Python 을 이용한 데이터 시각화: 범례가 있는 산점도 생성

소개

산점도는 두 변수 간의 관계를 시각화하는 데 사용됩니다. 범례가 있는 산점도는 데이터에 여러 그룹이 있고, 플롯에서 이를 구별하려는 경우 유용합니다. 이 랩에서는 Matplotlib 라이브러리를 사용하여 Python 에서 범례가 있는 산점도를 만드는 방법을 배웁니다.

VM 팁

VM 시작이 완료되면 왼쪽 상단 모서리를 클릭하여 Notebook 탭으로 전환하여 실습을 위해 Jupyter Notebook에 액세스하십시오.

때로는 Jupyter Notebook 이 로딩을 완료하는 데 몇 초 정도 기다려야 할 수 있습니다. Jupyter Notebook 의 제한 사항으로 인해 작업의 유효성 검사는 자동화될 수 없습니다.

학습 중에 문제가 발생하면 Labby 에게 문의하십시오. 세션 후 피드백을 제공해주시면 문제를 즉시 해결해 드리겠습니다.

필요한 라이브러리 가져오기

NumPy 와 Matplotlib 을 포함하여 필요한 라이브러리를 가져오는 것으로 시작합니다.

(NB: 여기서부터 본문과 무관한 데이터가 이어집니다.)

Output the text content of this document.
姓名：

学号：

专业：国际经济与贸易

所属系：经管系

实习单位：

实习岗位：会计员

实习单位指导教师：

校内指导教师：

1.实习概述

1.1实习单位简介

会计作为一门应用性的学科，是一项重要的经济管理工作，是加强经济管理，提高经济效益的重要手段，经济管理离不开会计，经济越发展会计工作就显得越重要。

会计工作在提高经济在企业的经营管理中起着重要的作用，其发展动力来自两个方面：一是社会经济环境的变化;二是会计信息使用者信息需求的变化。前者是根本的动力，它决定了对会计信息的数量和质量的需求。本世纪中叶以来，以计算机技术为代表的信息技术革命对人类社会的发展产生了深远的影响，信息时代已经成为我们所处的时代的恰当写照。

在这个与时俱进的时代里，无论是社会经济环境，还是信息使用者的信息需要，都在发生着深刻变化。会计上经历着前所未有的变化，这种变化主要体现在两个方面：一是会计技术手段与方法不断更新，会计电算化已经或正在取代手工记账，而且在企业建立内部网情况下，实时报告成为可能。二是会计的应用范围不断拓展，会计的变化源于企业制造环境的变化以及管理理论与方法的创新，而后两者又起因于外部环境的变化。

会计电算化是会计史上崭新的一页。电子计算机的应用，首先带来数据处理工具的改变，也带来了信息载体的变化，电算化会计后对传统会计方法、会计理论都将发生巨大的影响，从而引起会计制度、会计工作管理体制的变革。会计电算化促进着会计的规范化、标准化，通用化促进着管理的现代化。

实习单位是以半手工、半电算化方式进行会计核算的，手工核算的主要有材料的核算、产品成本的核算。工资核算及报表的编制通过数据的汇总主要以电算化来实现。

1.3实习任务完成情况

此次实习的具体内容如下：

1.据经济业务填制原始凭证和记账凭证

import matplotlib.pyplot as plt
import numpy as np

여러 그룹이 있는 산점도 생성

각 그룹을 반복하고 해당 그룹에 대한 산점도를 생성하여 여러 그룹이 있는 산점도를 만들 수 있습니다. c, s, 및 alpha 매개변수를 사용하여 각 그룹에 대한 마커의 색상, 크기 및 투명도를 각각 지정합니다. 또한 범례에 사용될 label 매개변수를 그룹 이름으로 설정합니다.

fig, ax = plt.subplots()
for color in ['tab:blue', 'tab:orange', 'tab:green']:
    n = 750
    x, y = np.random.rand(2, n)
    scale = 200.0 * np.random.rand(n)
    ax.scatter(x, y, c=color, s=scale, label=color,
               alpha=0.3, edgecolors='none')

ax.legend()
ax.grid(True)

plt.show()

자동 범례 생성

PathCollection.legend_elements 메서드를 사용하여 산점도에 대한 범례를 자동으로 생성할 수도 있습니다. 이 메서드는 표시할 유용한 수의 범례 항목을 결정하려고 시도하고 핸들과 레이블의 튜플을 반환합니다.

N = 45
x, y = np.random.rand(2, N)
c = np.random.randint(1, 5, size=N)
s = np.random.randint(10, 220, size=N)

fig, ax = plt.subplots()

scatter = ax.scatter(x, y, c=c, s=s)

## produce a legend with the unique colors from the scatter
legend1 = ax.legend(*scatter.legend_elements(),
                    loc="lower left", title="Classes")
ax.add_artist(legend1)

## produce a legend with a cross-section of sizes from the scatter
handles, labels = scatter.legend_elements(prop="sizes", alpha=0.6)
legend2 = ax.legend(handles, labels, loc="upper right", title="Sizes")

plt.show()

범례 요소 사용자 정의

PathCollection.legend_elements 메서드에서 추가 인수를 사용하여 범례 요소를 더 사용자 정의할 수 있습니다. 예를 들어, 생성할 범례 항목의 수와 레이블 지정 방법을 지정할 수 있습니다.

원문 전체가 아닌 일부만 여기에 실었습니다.